21 abr 2008

Acontecimiento

Me encomiendo a lo que sea, pongo en pràctica rituales aburdos que toman sentido ante la situaciòn desacostumbrada, y todo transcurre, en cientos de pulsaciones. Pulsaciones de ànimos, pulsaciones de corazones, pulsaciones de chistes, buenos y malos, pulsaciones de familiares. Y te demoras, y ahi vienes al fin, sale una mancha negra, de sangre y pelos, que se convierte en la punta de tu iceberg, en la punta de tu vida. y sales todo en apariencia, aunque yo se que aun no estàs aquì, o yo no estoy ahì contigo, mirarte, aunque impresionante, es lejano y no se porquè, tienden a despertar mis enanitos, tiende a brotar mi jardìn y el recuerdo se imprime, y tu estàs, y yo también, pero sólo en parte siento, quisiera llorarte, quisiera que fueramos uno, quisiera que no existieran historias ni familiares, quisiera que el tiempo nunca hubiese transcurrido y sin embargo ambos estuvièramos aquì, completos, para tí y para nosotros.

Casi Génesis

Al sexto día Dios creó al Hombre, y de entre todos los hombres, eligió a muchos para que fueran sus "células de reemplazo", los que en definitiva lo salvarían del proceso mortal que también lo incluía. Pero para llegar a ser "células de reemplazo" de Dios, estos hombres elegidos primero tenían que encontrar la verdad. Para esto incluyó en ellos un sistema nervioso paralelo que les generaría un apetito insaciable de conocimiento, la incapacidad de ser felices y un tiempo de vida sumamente corto.

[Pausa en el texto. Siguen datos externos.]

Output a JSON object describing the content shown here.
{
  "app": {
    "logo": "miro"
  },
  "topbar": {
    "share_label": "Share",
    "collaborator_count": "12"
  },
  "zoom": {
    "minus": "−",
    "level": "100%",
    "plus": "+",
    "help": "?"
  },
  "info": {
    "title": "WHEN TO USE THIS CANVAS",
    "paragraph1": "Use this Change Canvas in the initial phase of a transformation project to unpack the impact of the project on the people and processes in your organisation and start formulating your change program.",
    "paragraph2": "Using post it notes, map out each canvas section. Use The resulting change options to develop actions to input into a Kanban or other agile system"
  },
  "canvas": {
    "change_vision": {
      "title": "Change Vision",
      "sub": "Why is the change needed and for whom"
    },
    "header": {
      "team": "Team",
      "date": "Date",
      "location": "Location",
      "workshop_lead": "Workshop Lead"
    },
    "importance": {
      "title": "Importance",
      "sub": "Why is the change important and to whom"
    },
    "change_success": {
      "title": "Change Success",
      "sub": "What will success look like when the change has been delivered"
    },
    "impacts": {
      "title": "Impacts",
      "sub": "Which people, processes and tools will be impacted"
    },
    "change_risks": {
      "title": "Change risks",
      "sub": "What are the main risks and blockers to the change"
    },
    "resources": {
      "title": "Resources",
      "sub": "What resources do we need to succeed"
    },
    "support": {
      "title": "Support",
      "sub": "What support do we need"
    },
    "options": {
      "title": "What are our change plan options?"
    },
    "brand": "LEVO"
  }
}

Como encontrar la verdad era algo increíblemente difícil para estas criaturas fabricadas a su imagen y semejanza, se vio en la obligación de multiplicar a los hombres de manera que de mil millones de ellos al menos uno la encontrara. Mientras los hombres no encontraran esa verdad, y descubriran el real sentido de su existencia, se aferrarían a cualquier idiotez que encontraran, en el fondo serían tremendamente infelices y morirían como moscas.